Well, it’s not the birth plan I wish I hadn’t heard about, its more I wish the healthcare professionals we worked with didn’t encourage us to be so reliant on our plan. We had a hard time with the birth of our little one (induction, theatre etc.) and it was so different to what we had planned – we realised quickly it’s not up to you! I wish people had told us that. A plan is great for making informed choices and although we wouldn’t change anything that happened, being a bit less blinkered by a hypothetical plan might have made the reality less stressful! You feel pressured when things “don’t go to plan” and our birth plan made us feel like things were going “wrong”.

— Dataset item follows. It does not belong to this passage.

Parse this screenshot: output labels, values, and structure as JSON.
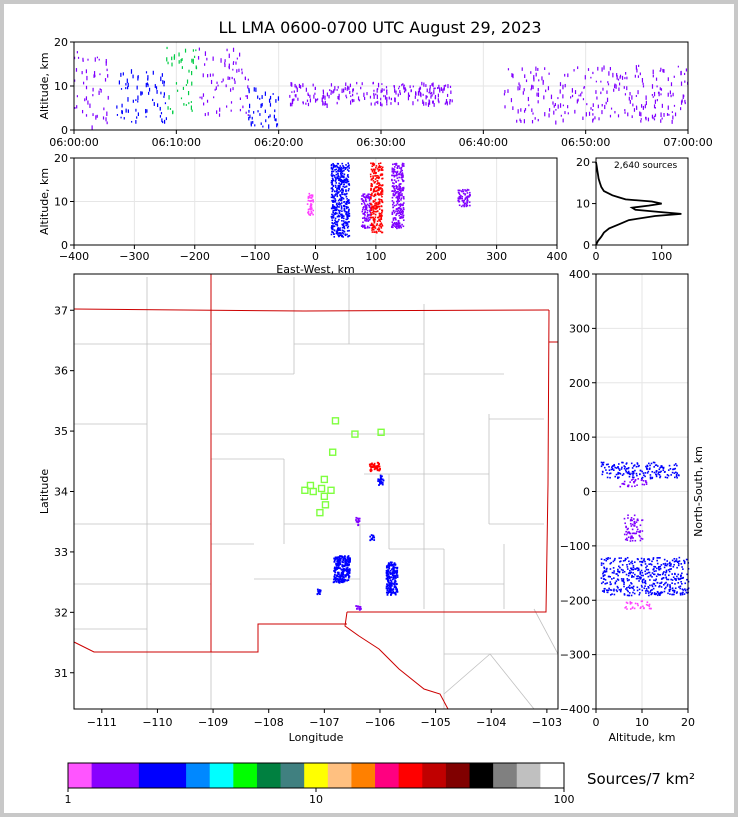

“I wish I hadn’t heard that breastfeeding would ‘make me feel so happy.’ “
When I was overdue, the midwife recommended I use my breast pump to encourage labour. After a few sessions I realised every time I pumped a wave of sadness would hit me. I looked it up and realised other women experienced it too, and it’s called Dysphoric Milk Ejection Reflex or D-MER. D-MER is a physical reaction to hormone changes when you breastfeed. Most women who have it are sensitive to hormonal shifts and like me, experience a short burst of sadness or a hollow or homesick feeling which goes away in a few minutes. Other women have more extreme reactions. Unsurprisingly this means many women stop breastfeeding very early on. D-MER is something you don’t always hear about.
“I wish I hadn’t heard babies only feed every two hours.”
In a breastfeeding class before birth, the lady smiled and said “your baby will pretty much be born with an eating schedule…” not true. Our introduction to cluster feeding was a moment that I am sure we will look back at as the most stressful part of parenthood for us, one I hope we can eventually laugh about. Cluster feeding is when your child feeds numerous time in a couple of hours trying to get enough food to sleep through the night (this still doesn’t actually happen though!). It was stressful not knowing about this gem as we were both sure our baby didn’t need feeding again. Now though, with our added knowledge after extensive internet searches, we prepare ourselves for cluster feeding between 6 to 9pm.
“I wish I hadn’t heard everyone else’s birth story in the world.”
The one thing I would say is never let other’s birth stories worry you. Everyone is so different and I really believe the calmer you are the better. I am someone who classes myself as having a very low pain threshold but I would say my birthing experience was amazing and that is with no pain relief and a minor tear. I would say don’t let those stories you hear fuel the fear of the unknown. Go with it, enjoy your pregnancy and your baby and the birth really can be a positive experience.
So don’t always believe what you hear from people – every experience is different. Take things as they come and don’t worry if your experience contradicts “what you’ve heard”!